Its derived urban design theory mainly focuses on the design practice and theoretical development of urban public space. Edit this paragraph | Back to the top Comparison between urban design and regulatory detailed planning Urban design should solve various contradictions in three-dimensional urban spatial coordinates and establish a new three-dimensional morphological system. Regulatory planning (regulatory detailed planning) focuses on two-dimensional plane planning with land area as the medium. Therefore, they show different morphological dimensions.
Urban design pays attention to the combination of various relationships in the city, and integrates and connects urban subsystems such as architecture, transportation, open space, greening system and cultural relics protection, which is an integrated system design.
Urban design has the attribute of artistic creation, takes visual order as the medium, accommodates historical accumulation, paves the way for regional culture, expresses the spirit of the times, and combines people's perceptual experience to establish a city image and atmosphere with overall structural characteristics and easy recognition.
The key problem of regulatory detailed planning is the technical data such as building height, density and floor area ratio, which is also a data balance problem. For example, the method of rewarding the floor area ratio at the bottom is a typical planning practice, and the focus of urban design is the building height (different from the height stipulated in the planning), outdoor space, street wall interface, the solution of separating people from vehicles, and the overall material color. Such as the "street wall" in the urban design of downtown Shenzhen and the city in the central area of Hexi New Town in Nanjing. Edit this paragraph | Go back to the difference between urban design and architectural design at the top. The space-time scale of urban design is much larger than that of architectural design. It deals with blocks, communities, neighborhoods and even the whole city (although contemporary urban design rarely covers the whole city unless the city is small), and its implementation time is mostly set between 15-20 years. Compared with architectural design, it only needs to deal with the construction work within a single land, and the completion of the building only takes three to five years at most. Urban design has considerable scale differences in space and time.
Urban design is also facing more variables than architectural design. The scope of overall urban design involves urban transportation system, neighborhood identification, open space and pedestrian space organization. And the factors that need to be considered include the climate and society of the city. Many variables make the content of urban design more complicated. In addition, the realization of urban design cases takes a long time. Therefore, there is a high degree of uncertainty between urban design schemes and achievements.
In fact, due to the complexity of the factors involved in urban design, the means of urban design are indirect, unlike architectural design, which can directly control a single building. Therefore, the tools and strategies used by urban design majors are quite different from those used by architectural design majors. Edit this paragraph | Back to the top difference between urban design and urban planning In the practice of urban space planning and design, although both urban planning and urban design deal with urban space problems, the effectiveness of the two fields in practice is quite different.
The main object of contemporary urban design is "a part of the city". Urban design in job embeddedness is very common in broader and longer-term urban planning. When urban planning chooses the location of various major functional areas (commercial areas, residential areas, cultural and educational areas, natural or historical protection areas, etc.). In urban areas, urban design majors can take over the work that cannot be handled in more detail in urban planning-establishing the overall structure of their spatial organization and the building volume in each specific block.
Urban planning involves a larger spatial scope than urban design. The spatial scale of urban planning not only goes beyond the division within the city, but also involves the overall composition of the whole city and the relationship between the city and other surrounding cities and villages.
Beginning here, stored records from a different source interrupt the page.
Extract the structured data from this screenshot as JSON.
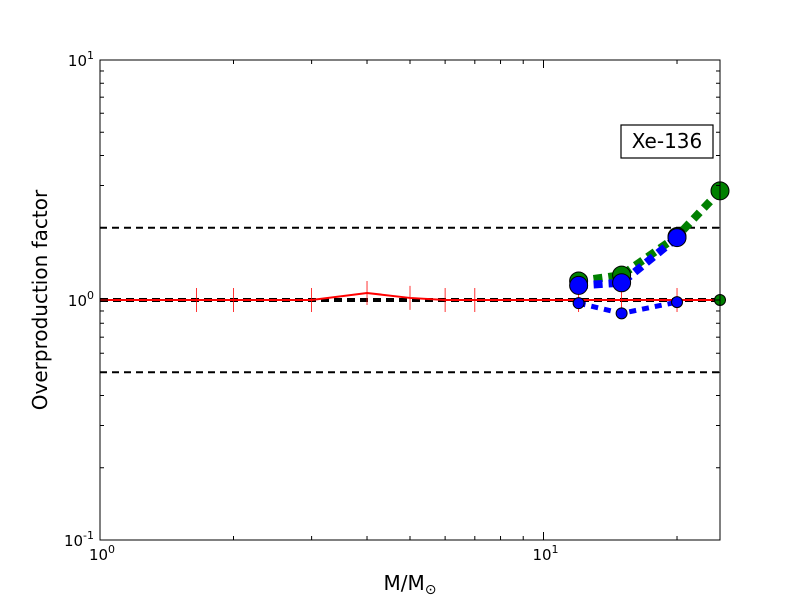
{
  "chart_data": {
    "type": "line",
    "xscale": "log",
    "yscale": "log",
    "xlim": [
      1,
      25
    ],
    "ylim": [
      0.1,
      10
    ],
    "grid": false,
    "xlabel_text": "M/M",
    "xlabel_subscript": "⊙",
    "ylabel": "Overproduction factor",
    "annotation": "Xe-136",
    "x_ticks": [
      {
        "value": 1,
        "base": "10",
        "exp": "0"
      },
      {
        "value": 10,
        "base": "10",
        "exp": "1"
      }
    ],
    "y_ticks": [
      {
        "value": 0.1,
        "base": "10",
        "exp": "-1"
      },
      {
        "value": 1,
        "base": "10",
        "exp": "0"
      },
      {
        "value": 10,
        "base": "10",
        "exp": "1"
      }
    ],
    "reference_lines": [
      {
        "y": 0.5,
        "style": "dashed",
        "color": "#000000",
        "width": 2
      },
      {
        "y": 1.0,
        "style": "dashed",
        "color": "#000000",
        "width": 4
      },
      {
        "y": 2.0,
        "style": "dashed",
        "color": "#000000",
        "width": 2
      }
    ],
    "series": [
      {
        "x": [
          1,
          1.65,
          2,
          3,
          4,
          5,
          6,
          7,
          12,
          15,
          20,
          25
        ],
        "y": [
          1.0,
          1.0,
          1.0,
          1.0,
          1.07,
          1.02,
          1.0,
          1.0,
          1.0,
          1.0,
          1.0,
          1.0
        ],
        "color": "#ff0000",
        "line": "solid",
        "marker": "plus",
        "errorbars": true
      },
      {
        "x": [
          12,
          15,
          20,
          25
        ],
        "y": [
          1.2,
          1.27,
          1.84,
          2.85
        ],
        "color": "#008000",
        "line": "dotted",
        "marker": "circle",
        "marker_size": "large"
      },
      {
        "x": [
          12,
          15,
          20
        ],
        "y": [
          1.15,
          1.18,
          1.82
        ],
        "color": "#0000ff",
        "line": "dotted",
        "marker": "circle",
        "marker_size": "large"
      },
      {
        "x": [
          25
        ],
        "y": [
          1.0
        ],
        "color": "#008000",
        "line": "dotted",
        "marker": "circle",
        "marker_size": "small"
      },
      {
        "x": [
          12,
          15,
          20
        ],
        "y": [
          0.97,
          0.88,
          0.98
        ],
        "color": "#0000ff",
        "line": "dotted",
        "marker": "circle",
        "marker_size": "small"
      }
    ]
  }
}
Urban planning often needs to consider the positioning of the city in a wider scope, and can refer to urban agglomerations, "regions" (regions recognized from the perspective of regional planning), provinces, States, countries and even international political and economic networks, which are often rarely discussed in urban design.
For example, when dealing with the urban transportation system, urban design often faces the problem of the relationship between bus stops or tracks and communities, such as how community residents can travel to and from their homes and bus stops conveniently and safely, the service function of bus stops in community life and other social implications, how to build light rail tracks and community landscapes harmoniously, and the obstacles and prevention of bus driving to community life. In contrast, students majoring in urban planning often need to consider other cities, suburbs or villages served by public transport lines, and the overall social phenomenon caused by connecting these areas with cities through public transport lines.
There are some differences between urban design and urban planning in other aspects: urban design does not need to decide the land use of each partition in the city between conflicting urban functions, which is the core work of urban planning. Compared with urban planning professionals, urban design professionals are less involved in the political process of urban policy formulation. Both urban planning professionals and urban design professionals need to face a wide range of social, cultural and substantive spatial planning and design problems, and their differences mainly lie in the differences in objects, scales and degrees.